The Yankees have dominated the Red Sox in the 80 years since Boston sold Babe Ruth to New York, bringing upon themselves the legendary "Curse of the Bambino."
"If word gets back to Boston that I said any of this I'm going to get strung up by my thumbs," Damon said.
George Harrison to release new song
LONDON -- George Harrison, whose battles with ill health have generated intense media speculation, has recorded a new song to be released this month -- and credited it to "RIP Ltd. 2001."
The song, "Horse to the Water," was recorded with British pianist and bandleader Jools Holland at Harrison's home in Switzerland last month, Holland's official Web site said.
The site describes the song as "a cross between 1960s' Bob Dylan and 1970s' John Lennon ... not a ballad and not rock."
Holland, former keyboard player for the band Squeeze, met Harrison during filming of the "Beatles Anthology" documentary in 1995.
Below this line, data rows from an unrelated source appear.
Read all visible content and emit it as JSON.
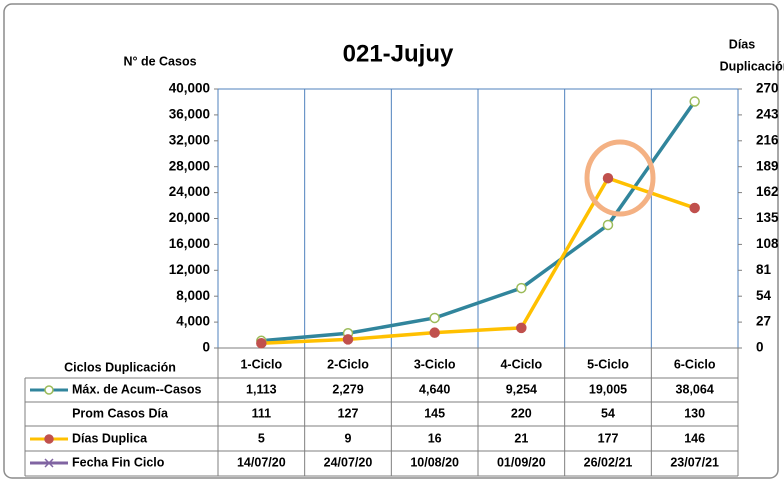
{
  "chart_data": {
    "type": "line",
    "title": "021-Jujuy",
    "ylabel": "N° de Casos",
    "y2label": [
      "Días",
      "Duplicación"
    ],
    "table_header": "Ciclos Duplicación",
    "categories": [
      "1-Ciclo",
      "2-Ciclo",
      "3-Ciclo",
      "4-Ciclo",
      "5-Ciclo",
      "6-Ciclo"
    ],
    "series": [
      {
        "name": "Máx. de Acum--Casos",
        "color": "#31859c",
        "marker_color": "#9bbb59",
        "values": [
          1113,
          2279,
          4640,
          9254,
          19005,
          38064
        ],
        "value_labels": [
          "1,113",
          "2,279",
          "4,640",
          "9,254",
          "19,005",
          "38,064"
        ]
      },
      {
        "name": "Prom Casos Día",
        "values": [
          111,
          127,
          145,
          220,
          54,
          130
        ]
      },
      {
        "name": "Días Duplica",
        "color": "#ffc000",
        "marker_color": "#c0504d",
        "axis": "y2",
        "values": [
          5,
          9,
          16,
          21,
          177,
          146
        ]
      }
    ],
    "dates": {
      "name": "Fecha Fin Ciclo",
      "color": "#8064a2",
      "values": [
        "14/07/20",
        "24/07/20",
        "10/08/20",
        "01/09/20",
        "26/02/21",
        "23/07/21"
      ]
    },
    "ylim": [
      0,
      40000
    ],
    "yticks": [
      0,
      {
        "value": 4000,
        "label": "4,000"
      },
      {
        "value": 8000,
        "label": "8,000"
      },
      {
        "value": 12000,
        "label": "12,000"
      },
      {
        "value": 16000,
        "label": "16,000"
      },
      {
        "value": 20000,
        "label": "20,000"
      },
      {
        "value": 24000,
        "label": "24,000"
      },
      {
        "value": 28000,
        "label": "28,000"
      },
      {
        "value": 32000,
        "label": "32,000"
      },
      {
        "value": 36000,
        "label": "36,000"
      },
      {
        "value": 40000,
        "label": "40,000"
      }
    ],
    "y2lim": [
      0,
      270
    ],
    "y2ticks": [
      0,
      27,
      54,
      81,
      108,
      135,
      162,
      189,
      216,
      243,
      270
    ]
  }
}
"George suggested we do a track, and it was wonderful to work with one of the great, legendary artists in the world," Holland said in comments carried on the site.
The song, co-written by Harrison and his son Dhani, appears on Holland's album "Small World Big Band," which will be released in Britain by Warner Music on Nov. 19.
The song's publishing credit is listed as "RIP Ltd. 2001," apparently short for "rest in peace." Holland's site said the credit "reveals George's dark sense of humor."
Recent media reports have said the 58-year-old Harrison has undergone experimental cancer treatment at Staten Island University Hospital in New York.